Name.com Host Typo hijacking

I moved my  55+ domains to Name.com from Godaddy last year and for the most part have been happy with Name.com’s service.  However today I noticed something that absolutely outraged me. I’ve taken steps to correct the problem, but the fact that something like this was turned on by default causes me to seriously question renewing my domains with Name.com.

This problem comes up with Name.com’s DNS service. TCG like most serious web developers host sites off our own small server farm. We made a decision some time ago however to put our “DNS” functions off into the cloud. DNS is one of those things whose failure can take down a website instantly. Most Companies like Name.com who offer both domain names and web hosting, also offer DNS hosting, and for simplicity sake we chose Name.com as our DNS hoster.

Today I discovered that Name.com is hijacking host typos and sending them to a bogus page. I’m not sure how long this has been going on, I only discovered it today.

What Name.com is doing is redirecting any host not specifically defined in your DNS Record Management to a bogus site at IP address: 174.37.172.68. The “tag line” for this site is “What you need, when you need it”.  What should be happening is that is a bad host name was entered there such be an error.
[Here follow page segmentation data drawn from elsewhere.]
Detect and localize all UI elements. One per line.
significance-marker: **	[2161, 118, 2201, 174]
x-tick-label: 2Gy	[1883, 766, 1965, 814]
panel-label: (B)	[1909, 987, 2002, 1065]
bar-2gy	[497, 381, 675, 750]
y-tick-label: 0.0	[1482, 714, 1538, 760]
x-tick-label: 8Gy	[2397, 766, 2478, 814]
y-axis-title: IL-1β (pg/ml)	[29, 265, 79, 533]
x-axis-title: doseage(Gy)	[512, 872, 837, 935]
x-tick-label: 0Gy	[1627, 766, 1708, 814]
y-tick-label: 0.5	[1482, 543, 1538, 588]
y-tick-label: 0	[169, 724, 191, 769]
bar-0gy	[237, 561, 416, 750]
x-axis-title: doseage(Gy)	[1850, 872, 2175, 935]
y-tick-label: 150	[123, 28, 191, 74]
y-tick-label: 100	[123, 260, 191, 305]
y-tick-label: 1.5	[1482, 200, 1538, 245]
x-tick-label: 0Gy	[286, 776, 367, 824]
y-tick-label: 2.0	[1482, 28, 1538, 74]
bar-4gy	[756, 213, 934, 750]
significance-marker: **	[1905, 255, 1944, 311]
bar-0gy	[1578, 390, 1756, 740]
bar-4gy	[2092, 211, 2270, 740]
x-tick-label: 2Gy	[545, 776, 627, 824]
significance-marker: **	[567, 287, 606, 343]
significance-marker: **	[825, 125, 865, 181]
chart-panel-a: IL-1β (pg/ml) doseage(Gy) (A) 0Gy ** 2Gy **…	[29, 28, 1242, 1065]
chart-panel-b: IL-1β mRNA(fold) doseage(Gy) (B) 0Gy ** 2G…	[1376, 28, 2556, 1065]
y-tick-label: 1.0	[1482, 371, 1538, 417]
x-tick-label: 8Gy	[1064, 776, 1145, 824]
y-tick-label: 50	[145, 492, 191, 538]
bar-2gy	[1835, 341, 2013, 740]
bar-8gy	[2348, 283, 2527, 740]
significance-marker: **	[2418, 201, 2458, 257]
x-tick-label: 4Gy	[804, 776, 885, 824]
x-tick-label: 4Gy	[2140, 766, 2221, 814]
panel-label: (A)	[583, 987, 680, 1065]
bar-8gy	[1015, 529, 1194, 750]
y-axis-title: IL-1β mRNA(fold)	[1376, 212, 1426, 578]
To combat this a Name.com victim needs to alter their DNS Record Management to include a wild card entry. Wild Card DNS entries work like they do in the command line world, it means “include everything”. When editing in the DNS Record Management scroll down to the bottom and enter a new “cname” record.

Picture 1

The “Record Type” should be “CNAME”, “Record Host” should be an asterisk (shift+8), the “Record Answer” should the the name or CNAME of your web server, and leave the “TTL” at the default value (should be 300). Click “Submit” and you should have a new entry like this:

Picture 3

This will do your own redirect of ANY host name typed in and prevent Name.com from hijacking your visitors. In order to make this work properly and your page come up with any host name, you also may need to do some editing on your web server, but even without adjusting your web server, this “should” produce an error when a host name is missed typed rather than it bringing up Name.com’s hijack page.